The Lonely came together as a musical group by chance.  Danilov and Teagle are pretty sure they both met Hoppe on the same night. Danilov recounts, “I went to see an Open Mic event at Whistling Willies. Johnny sang some Orbison songs and asked the audience if they could come up. I did, and Johnny came up to me afterwards.  I gave him a card and he called saying he had a Roy Orbison project and asked if I wanted to be a part of it.”  Danilov, whose name may be familiar to readers under her other public role as the Haldane PTA president, has a musical theater background.  “I’ve been singing since I was three.  I came to the city to pursue musical theater training and wound up giving singing lessons, among other things.  I then had a baby, moved up here where it’s been great — I’ve been able to sing with great musicians.”

Teagle, who has also worn many hats, his most prominent right now being caretaker at Little Stony Point park, calls himself a “record collector and music history trivia buff.  I played guitar in the band at [Haldane’s production of] Grease last year, have played weddings, in punk-rock bars, plus I play bass drum in our local bagpipe band.”  Teagle knew a lot of Orbison material, but “never played it much because no one can sing it.  I suggested [to Hoppe] a duo, but then he told me he had invited a girl who sang at Open Mic, and it became a trio!”

Hoppe, who wasn’t at the interview, was described by Teagle as having “lots of formal musical training. He was in choirs at school. He was in crazy, new wave bands and plays piano, guitar and bass.  He reads music and can notate.
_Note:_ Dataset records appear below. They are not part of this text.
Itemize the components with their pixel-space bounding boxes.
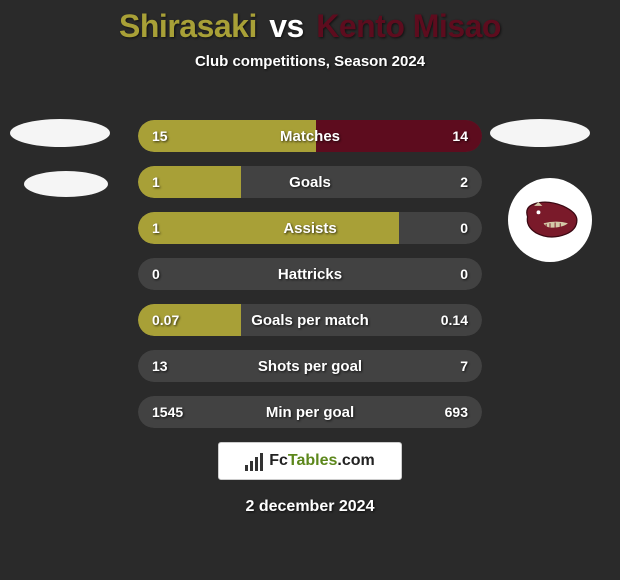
- badge-text: FcTables.com: [269, 452, 375, 470]
- stats-container: 15Matches141Goals21Assists00Hattricks00.…: [138, 120, 482, 442]
- stat-value-left: 13: [138, 358, 218, 374]
- player-right-placeholder: [490, 119, 590, 147]
- stat-row: 13Shots per goal7: [138, 350, 482, 382]
- player-right-name: Kento Misao: [316, 8, 501, 44]
- player-left-name: Shirasaki: [119, 8, 257, 44]
- stat-label: Shots per goal: [218, 358, 402, 375]
- stat-value-left: 0.07: [138, 312, 218, 328]
- versus-text: vs: [269, 8, 304, 44]
- stat-row: 15Matches14: [138, 120, 482, 152]
- stat-value-left: 0: [138, 266, 218, 282]
- stat-value-right: 0: [402, 220, 482, 236]
- stat-label: Min per goal: [218, 404, 402, 421]
- stat-value-right: 0: [402, 266, 482, 282]
- comparison-title: Shirasaki vs Kento Misao: [0, 0, 620, 45]
- stat-label: Matches: [218, 128, 402, 145]
- stat-label: Hattricks: [218, 266, 402, 283]
- stat-row: 1545Min per goal693: [138, 396, 482, 428]
- stat-label: Goals: [218, 174, 402, 191]
- stat-value-right: 2: [402, 174, 482, 190]
- stat-value-left: 1: [138, 174, 218, 190]
- stat-value-right: 7: [402, 358, 482, 374]
- stat-label: Assists: [218, 220, 402, 237]
- fctables-badge: FcTables.com: [218, 442, 402, 480]
- stat-value-right: 14: [402, 128, 482, 144]
- stat-row: 1Assists0: [138, 212, 482, 244]
- stat-value-right: 0.14: [402, 312, 482, 328]
- stat-value-right: 693: [402, 404, 482, 420]
- stat-value-left: 1: [138, 220, 218, 236]
- stat-row: 0.07Goals per match0.14: [138, 304, 482, 336]
- stat-value-left: 15: [138, 128, 218, 144]
- stat-row: 0Hattricks0: [138, 258, 482, 290]
- stat-row: 1Goals2: [138, 166, 482, 198]
- stat-label: Goals per match: [218, 312, 402, 329]
- player-left-avatar: [18, 95, 102, 179]
- stat-value-left: 1545: [138, 404, 218, 420]
- bar-chart-icon: [245, 451, 265, 471]
- date-text: 2 december 2024: [0, 498, 620, 516]
- subtitle: Club competitions, Season 2024: [0, 53, 620, 70]
- team-logo-icon: [518, 188, 582, 252]
- player-right-avatar: [508, 178, 592, 262]
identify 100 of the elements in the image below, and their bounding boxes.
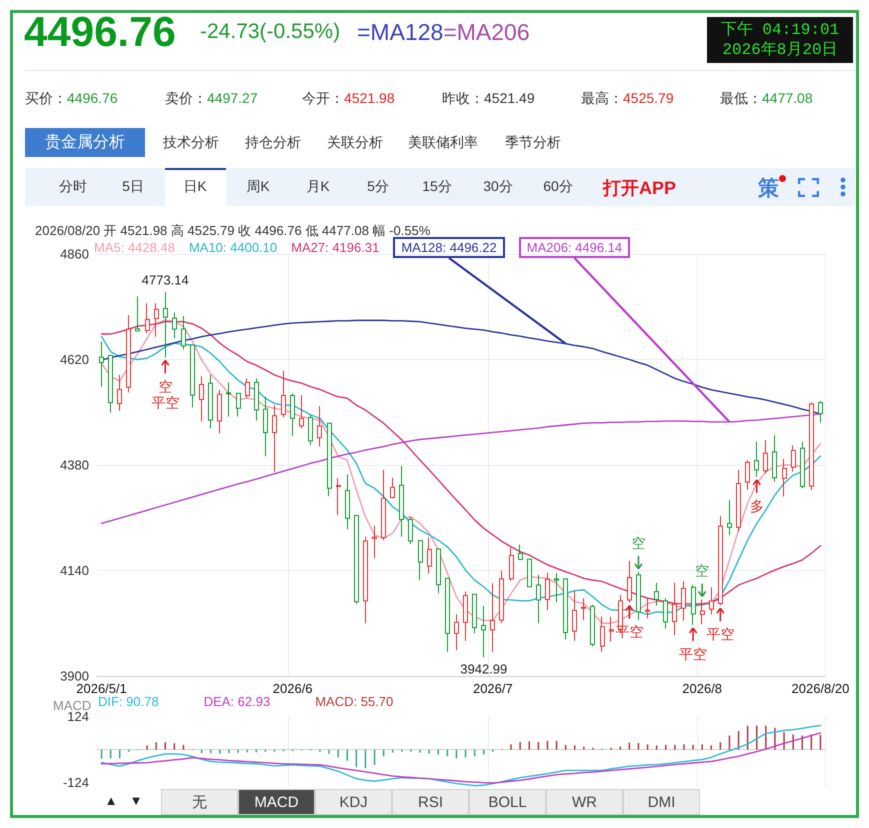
candlestick	[399, 465, 404, 538]
candlestick	[418, 540, 423, 581]
line-series	[100, 732, 822, 784]
candlestick	[554, 572, 559, 603]
text: =MA128	[357, 19, 444, 46]
y-tick-label: 4140	[60, 563, 89, 578]
text: MACD	[238, 789, 315, 815]
text: 贵金属分析	[25, 128, 145, 157]
candlestick	[108, 354, 113, 414]
y-tick-label: -124	[62, 775, 89, 790]
annotation: 空	[695, 562, 710, 579]
text: 4497.27	[207, 90, 258, 108]
annotation: 3942.99	[460, 662, 508, 677]
text: MA206: 4496.14	[518, 237, 630, 258]
candlestick	[463, 591, 468, 642]
text: 美联储利率	[408, 134, 478, 152]
annotation: 平空	[151, 394, 180, 410]
annotation: 4773.14	[142, 272, 189, 288]
text: DEA: 62.93	[204, 694, 270, 709]
candlestick	[245, 378, 250, 399]
text: 今开：	[302, 90, 344, 108]
candlestick	[518, 544, 523, 560]
text: 30分	[483, 178, 513, 196]
text: ▼	[128, 793, 144, 808]
candlestick	[745, 460, 750, 491]
text: 4521.98	[344, 90, 395, 108]
text: 季节分析	[505, 134, 561, 152]
candlestick	[681, 580, 686, 622]
candlestick	[772, 434, 777, 482]
text: 4521.49	[484, 90, 535, 108]
candlestick	[336, 478, 341, 516]
candlestick	[709, 586, 714, 615]
candlestick	[226, 382, 231, 418]
candlestick	[327, 422, 332, 497]
candlestick	[190, 344, 195, 408]
candlestick	[135, 296, 140, 332]
text: 卖价：	[165, 90, 207, 108]
candlestick	[263, 396, 268, 457]
candlestick	[563, 578, 568, 640]
candlestick	[99, 340, 104, 388]
candlestick	[499, 570, 504, 624]
text: MA27: 4196.31	[291, 240, 380, 255]
x-tick-label: 2026/5/1	[76, 681, 127, 696]
text: 最高：	[581, 90, 623, 108]
text: 5日	[122, 178, 144, 196]
text: MA128: 4496.22	[393, 237, 505, 258]
candlestick	[172, 312, 177, 339]
candlestick	[154, 302, 159, 338]
text: BOLL	[469, 789, 546, 815]
text: 4525.79	[623, 90, 674, 108]
annotation: 多	[750, 498, 764, 514]
candlestick	[736, 469, 741, 532]
x-tick-label: 2026/8	[682, 681, 722, 696]
clock-panel: 下午 04:19:01 2026年8月20日	[707, 17, 853, 63]
candlestick	[627, 560, 632, 604]
candlestick	[763, 439, 768, 474]
x-tick-label: 2026/6	[272, 681, 313, 696]
text: DMI	[623, 789, 700, 815]
x-tick-label: 2026/8/20	[792, 681, 850, 696]
candlestick	[809, 402, 814, 491]
line-series	[100, 413, 822, 524]
candlestick	[163, 292, 168, 358]
text: RSI	[392, 789, 469, 815]
candlestick	[281, 370, 286, 418]
text: MA10: 4400.10	[188, 240, 278, 255]
candlestick	[236, 392, 241, 418]
candlestick	[572, 590, 577, 642]
annotation: 平空	[706, 626, 734, 642]
candlestick	[290, 392, 295, 436]
annotation: 空	[158, 378, 172, 394]
text: 持仓分析	[245, 134, 301, 152]
candlestick	[691, 584, 696, 626]
text: 买价：	[25, 90, 67, 108]
candlestick	[545, 572, 550, 611]
candlestick	[481, 606, 486, 658]
text: KDJ	[315, 789, 392, 815]
candlestick	[199, 376, 204, 422]
text: 无	[161, 789, 238, 815]
annotation: 空	[631, 534, 646, 551]
annotation: 平空	[615, 624, 644, 640]
candlestick	[363, 536, 368, 624]
candlestick	[427, 537, 432, 574]
candlestick	[536, 574, 541, 624]
text: MACD: 55.70	[315, 694, 394, 709]
text: -24.73(-0.55%)	[200, 20, 340, 44]
candlestick	[381, 469, 386, 541]
candlestick	[372, 525, 377, 559]
candlestick	[636, 571, 641, 621]
candlestick	[581, 598, 586, 621]
text: MA5: 4428.48	[94, 240, 175, 255]
y-tick-label: 3900	[60, 668, 89, 684]
text: 日K	[183, 178, 207, 196]
candlestick	[208, 374, 213, 430]
candlestick	[117, 374, 122, 412]
y-tick-label: 4380	[60, 458, 89, 472]
text: WR	[546, 789, 623, 815]
candlestick	[472, 594, 477, 634]
text: DIF: 90.78	[98, 694, 159, 709]
candlestick	[609, 616, 614, 642]
candlestick	[527, 558, 532, 588]
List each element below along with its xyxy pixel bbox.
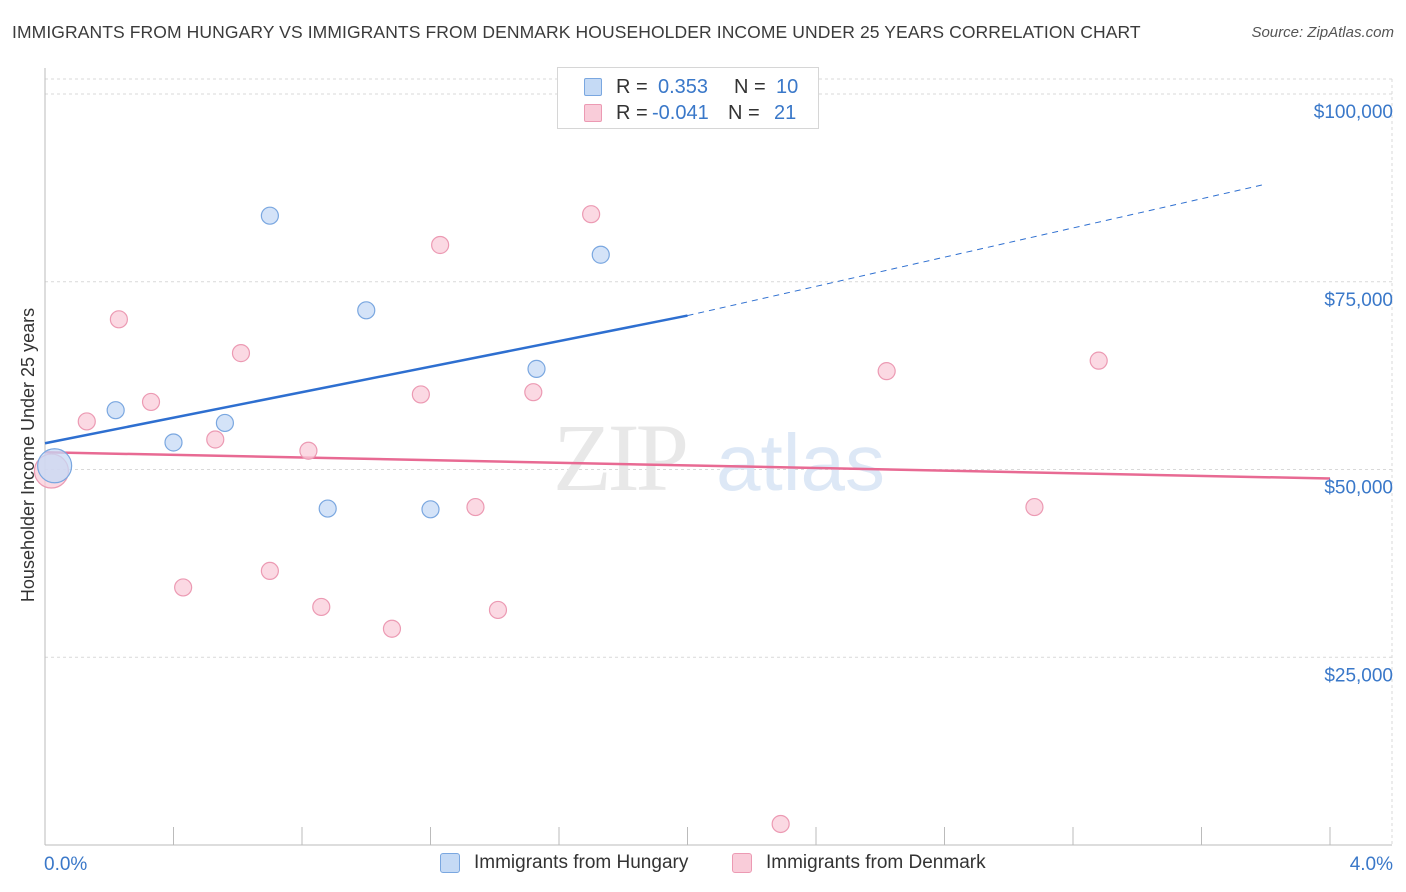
legend-n-label: N = bbox=[734, 75, 766, 98]
point-hungary bbox=[357, 301, 376, 320]
point-denmark bbox=[260, 561, 279, 580]
x-tick-labels: 0.0% 4.0% bbox=[44, 854, 1393, 875]
point-denmark bbox=[299, 441, 318, 460]
legend-r-value: 0.353 bbox=[658, 75, 709, 98]
point-hungary bbox=[527, 359, 546, 378]
point-hungary bbox=[106, 401, 125, 420]
point-denmark bbox=[1025, 497, 1044, 517]
legend-label-denmark: Immigrants from Denmark bbox=[766, 852, 986, 873]
point-denmark bbox=[488, 600, 508, 620]
y-tick-label: $25,000 bbox=[1324, 665, 1393, 686]
point-denmark bbox=[1089, 351, 1108, 370]
point-hungary bbox=[260, 206, 279, 225]
x-tick-label: 4.0% bbox=[1350, 854, 1393, 875]
point-hungary bbox=[164, 433, 183, 452]
series-legend: Immigrants from Hungary Immigrants from … bbox=[0, 852, 1406, 878]
point-denmark bbox=[524, 383, 543, 402]
stats-legend: R = 0.353 N = 10 R = -0.041 N = 21 bbox=[557, 67, 819, 129]
point-denmark bbox=[109, 310, 128, 329]
y-tick-label: $50,000 bbox=[1324, 478, 1393, 499]
gridlines bbox=[45, 78, 1393, 845]
legend-n-value: 21 bbox=[774, 101, 797, 124]
trend-line-hungary-projection bbox=[687, 183, 1266, 317]
watermark: ZIP atlas bbox=[553, 404, 885, 511]
legend-r-value: -0.041 bbox=[652, 101, 709, 124]
y-tick-label: $100,000 bbox=[1314, 102, 1393, 123]
trend-line-hungary bbox=[44, 314, 688, 445]
legend-label-hungary: Immigrants from Hungary bbox=[474, 852, 689, 873]
trend-lines bbox=[44, 183, 1331, 480]
legend-item-denmark[interactable]: Immigrants from Denmark bbox=[732, 852, 986, 874]
point-hungary bbox=[591, 245, 610, 264]
point-denmark bbox=[141, 392, 161, 412]
point-denmark bbox=[174, 578, 193, 597]
watermark-zip: ZIP bbox=[553, 404, 686, 511]
point-denmark bbox=[231, 344, 251, 363]
point-hungary bbox=[421, 500, 440, 519]
watermark-atlas: atlas bbox=[716, 418, 885, 507]
legend-r-label: R = bbox=[616, 75, 648, 98]
point-denmark bbox=[877, 362, 896, 381]
legend-swatch-hungary bbox=[440, 853, 460, 873]
legend-r-label: R = bbox=[616, 101, 648, 124]
point-denmark bbox=[312, 597, 331, 617]
legend-swatch-hungary bbox=[584, 78, 602, 96]
point-hungary bbox=[37, 448, 73, 484]
data-points bbox=[33, 205, 1108, 834]
point-denmark bbox=[206, 430, 225, 449]
point-denmark bbox=[771, 814, 790, 834]
legend-n-label: N = bbox=[728, 101, 760, 124]
legend-row-hungary: R = 0.353 N = 10 bbox=[584, 75, 798, 99]
point-hungary bbox=[318, 499, 337, 518]
point-denmark bbox=[411, 385, 430, 404]
point-denmark bbox=[77, 412, 96, 431]
legend-row-denmark: R = -0.041 N = 21 bbox=[584, 101, 796, 125]
point-denmark bbox=[431, 235, 450, 255]
y-tick-label: $75,000 bbox=[1324, 290, 1393, 311]
trend-line-denmark bbox=[44, 450, 1331, 480]
y-axis-label: Householder Income Under 25 years bbox=[18, 308, 38, 602]
legend-swatch-denmark bbox=[584, 104, 602, 122]
legend-swatch-denmark bbox=[732, 853, 752, 873]
x-tick-label: 0.0% bbox=[44, 854, 87, 875]
y-tick-labels: $25,000 $50,000 $75,000 $100,000 bbox=[1314, 102, 1393, 686]
point-hungary bbox=[215, 413, 234, 433]
legend-item-hungary[interactable]: Immigrants from Hungary bbox=[440, 852, 688, 874]
point-denmark bbox=[466, 497, 485, 517]
point-denmark bbox=[382, 619, 402, 638]
point-denmark bbox=[582, 205, 601, 224]
source-label: Source: ZipAtlas.com bbox=[1251, 24, 1394, 41]
chart-title: IMMIGRANTS FROM HUNGARY VS IMMIGRANTS FR… bbox=[12, 22, 1141, 42]
legend-n-value: 10 bbox=[776, 75, 799, 98]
I had no idea he had anywhere near the knowledge and experience when I first met him.” Asked why they thought Hoppe first became interested in Orbison, both Teagle and Danilov answered almost in unison: “The voice!”  Danilov said, “He’s been told so often ‘You sound like him.’ The voice inspired him.”  Teagle added “After that reaction it snowballed to the point where it’s almost an obsession.”  But, according to Danilov, Hoppe “doesn’t imitate Orbison, he channels him.”  “He doesn’t feel the need to totally recreate inflections,” added Teagle. The same goes for the songs as a whole, for, as Danilov puts it, “Some we try to replicate, others we make our own, or use another vocalist’s version of them.”

Thus far The Lonely has pretty much played clubs, libraries and places like the Foundry Café.  This show is a big step for them.  “We’re doing it big,” says Teagle, “Lights, props, costumes, full band.  Usually we have no bass drum or bass guitar, but this time we’ve got Al Hemberger and Doug Wygal as special guests.”   The “book” for the show was written by all three band members, with Danilov noting that Hoppe “has done an exorbitant amount, but we all contributed over the past year and a half.”

The Lonely hopes that their new show has a life well beyond its debut at the Depot, envisioning In Dreams and who knows, perhaps in reality as well, a run in a theater in New York City at some point in the future. Tickets to the performance cost $15 and reservations can be made at brownpapertickets or by phoning the Depot at 845-424-3900.